Erfa confusion

Yesterday, I opened a new bottle of Erfa, 60 mg pills (exp 04/17). When I held them at a certain angle, I thought they looked different...darker and blotchy. Sure enough; I had a couple of older pills left (expiring in late 2014), and they are brighter in colour and not blotchy.

Erfa denies any reformulation, just confirms that they moved production from Belgium to Spain. If the formula is indeed unaltered, is it at all possible that new equipment could account for the change in appearance? So far, of course, I have not had time to notice any difference but, so far, Erfa has worked well. Unfortunately, I did not compare the batch I just finished (exp 01/16) with older ones but, since I never reacted to anything, I guess those pills looked like they always have...

For me, it would be a nightmare if it stopped working, as only Erfa and Armour are available in Belgium. In that case, I would have to resort to Thai NDT (or synthetic combo drug Novothyral as a last resort, although I tend to think that NDT is better at raising body temp than synthetics...).

I just don't understand WHY Erfa would not admit to any reformulation...?

Those of you who have had problems with Erfa, did they start with the darker (more beige/yellow) and blotchy pills?

4 Replies

  • The word 'reformulated' might mean the whole tablet. Whereas if the hormones (T4/T3 etc) remain the same but the fillers/binders slightly different would it be reformulated? Just a guess.

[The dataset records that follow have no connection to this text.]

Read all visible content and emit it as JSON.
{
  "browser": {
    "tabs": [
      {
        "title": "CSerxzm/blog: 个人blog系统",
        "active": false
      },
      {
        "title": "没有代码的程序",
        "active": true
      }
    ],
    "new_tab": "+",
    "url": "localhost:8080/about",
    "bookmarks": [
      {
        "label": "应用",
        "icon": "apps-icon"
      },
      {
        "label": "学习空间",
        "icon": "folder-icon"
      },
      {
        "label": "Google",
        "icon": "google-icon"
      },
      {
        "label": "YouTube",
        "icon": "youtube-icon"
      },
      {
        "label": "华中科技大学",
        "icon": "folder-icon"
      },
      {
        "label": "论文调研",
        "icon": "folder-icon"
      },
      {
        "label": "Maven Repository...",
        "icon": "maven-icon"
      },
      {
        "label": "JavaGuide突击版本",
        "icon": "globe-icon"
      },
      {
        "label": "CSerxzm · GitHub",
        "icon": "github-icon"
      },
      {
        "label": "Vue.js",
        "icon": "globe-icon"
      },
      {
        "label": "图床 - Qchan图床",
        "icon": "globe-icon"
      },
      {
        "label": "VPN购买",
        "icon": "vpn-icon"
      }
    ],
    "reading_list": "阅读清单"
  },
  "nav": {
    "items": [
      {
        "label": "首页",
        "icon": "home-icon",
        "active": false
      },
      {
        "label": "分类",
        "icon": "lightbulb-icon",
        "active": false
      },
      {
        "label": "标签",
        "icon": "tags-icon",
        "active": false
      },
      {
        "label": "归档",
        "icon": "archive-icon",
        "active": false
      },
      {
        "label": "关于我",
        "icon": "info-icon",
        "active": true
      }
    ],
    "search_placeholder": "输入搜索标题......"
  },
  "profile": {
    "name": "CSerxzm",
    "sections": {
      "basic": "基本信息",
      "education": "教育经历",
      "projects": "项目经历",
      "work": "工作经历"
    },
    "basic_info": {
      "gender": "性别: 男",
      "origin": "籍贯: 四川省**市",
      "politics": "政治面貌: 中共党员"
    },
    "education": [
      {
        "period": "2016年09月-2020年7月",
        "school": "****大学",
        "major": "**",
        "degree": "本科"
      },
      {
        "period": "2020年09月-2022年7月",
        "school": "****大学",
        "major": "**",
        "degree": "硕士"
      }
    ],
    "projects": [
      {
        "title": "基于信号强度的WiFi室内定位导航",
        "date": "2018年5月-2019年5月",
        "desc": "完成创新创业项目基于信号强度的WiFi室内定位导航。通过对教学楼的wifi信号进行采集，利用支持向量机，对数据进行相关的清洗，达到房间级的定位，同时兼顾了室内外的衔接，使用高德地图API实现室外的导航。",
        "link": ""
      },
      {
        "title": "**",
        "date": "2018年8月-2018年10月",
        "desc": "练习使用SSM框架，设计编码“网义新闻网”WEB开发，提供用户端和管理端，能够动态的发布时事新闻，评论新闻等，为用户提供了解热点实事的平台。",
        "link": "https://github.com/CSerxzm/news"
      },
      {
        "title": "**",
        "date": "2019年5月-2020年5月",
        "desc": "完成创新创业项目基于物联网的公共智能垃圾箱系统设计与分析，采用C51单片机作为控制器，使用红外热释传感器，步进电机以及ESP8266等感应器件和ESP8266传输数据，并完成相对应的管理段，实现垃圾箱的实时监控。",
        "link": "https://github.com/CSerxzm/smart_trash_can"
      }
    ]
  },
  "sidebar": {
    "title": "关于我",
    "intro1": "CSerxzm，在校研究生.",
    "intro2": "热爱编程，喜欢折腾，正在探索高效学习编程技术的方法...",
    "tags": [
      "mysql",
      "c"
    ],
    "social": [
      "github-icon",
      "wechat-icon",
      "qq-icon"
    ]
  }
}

  • That is what happened to Armour, with the change in the cellulose-sucrose ratio...however, change in itself is not necessarily bad. I just cannot understand why Erfa cannot admit to it...there is no reason, IMHO, for the pills to look different if nothing did change...that is not to say that they are working less well. So far, they seem fine, but it's only my second day on the new batch.

    A lot of the criticism, especially on STTM, has been about the "new" pills being much harder, or even impossible, to take sublingually. Since I have never taken thyroid medication that way, that is not a problem for me, as long as the pills continue to work. I chew Erfa up and, unlike Armour, it does taste sweet.

  • As far as I understand it, no thyroid hormone replacement pills are sublingual because the molecules are too large to be asorbed through our tongues, which means we may not always be getting the amount of 'hormones' we think we are taking.

    There was a problem about fifteen months ago with UK T3 and I didn't realise at first it was the T3 that was giving me symptoms I hadn't had before, as I had been taking it for a while and you assume it's something with you personally. When a question was asked on the forum, quite a few responded and I myself took notice of the batch number and when I switched to another T3 the symptoms went.These tablets were tested an found to be (I cannot remember actual phrase) o.k. but quite a few members switched. I don't know if they switched back again.

  • There is a picture of the new and old Erfa pills on this page :

    Quote :

    You stated in your announcement: There was no difference in concentration from one batch to the other. We did not change our formulation, suppliers nor our manufacturing technique. What is missing from that statement is that you have, in fact, stated to others than Erfa Thyroid did change the facility in which the pills are made. And as far as the “manufacturing technique”…patients clearly see a difference in the “new” batches. They are now slightly shinier, the indentations are deeper, and the new pills have a blotchy look that wasn’t there before.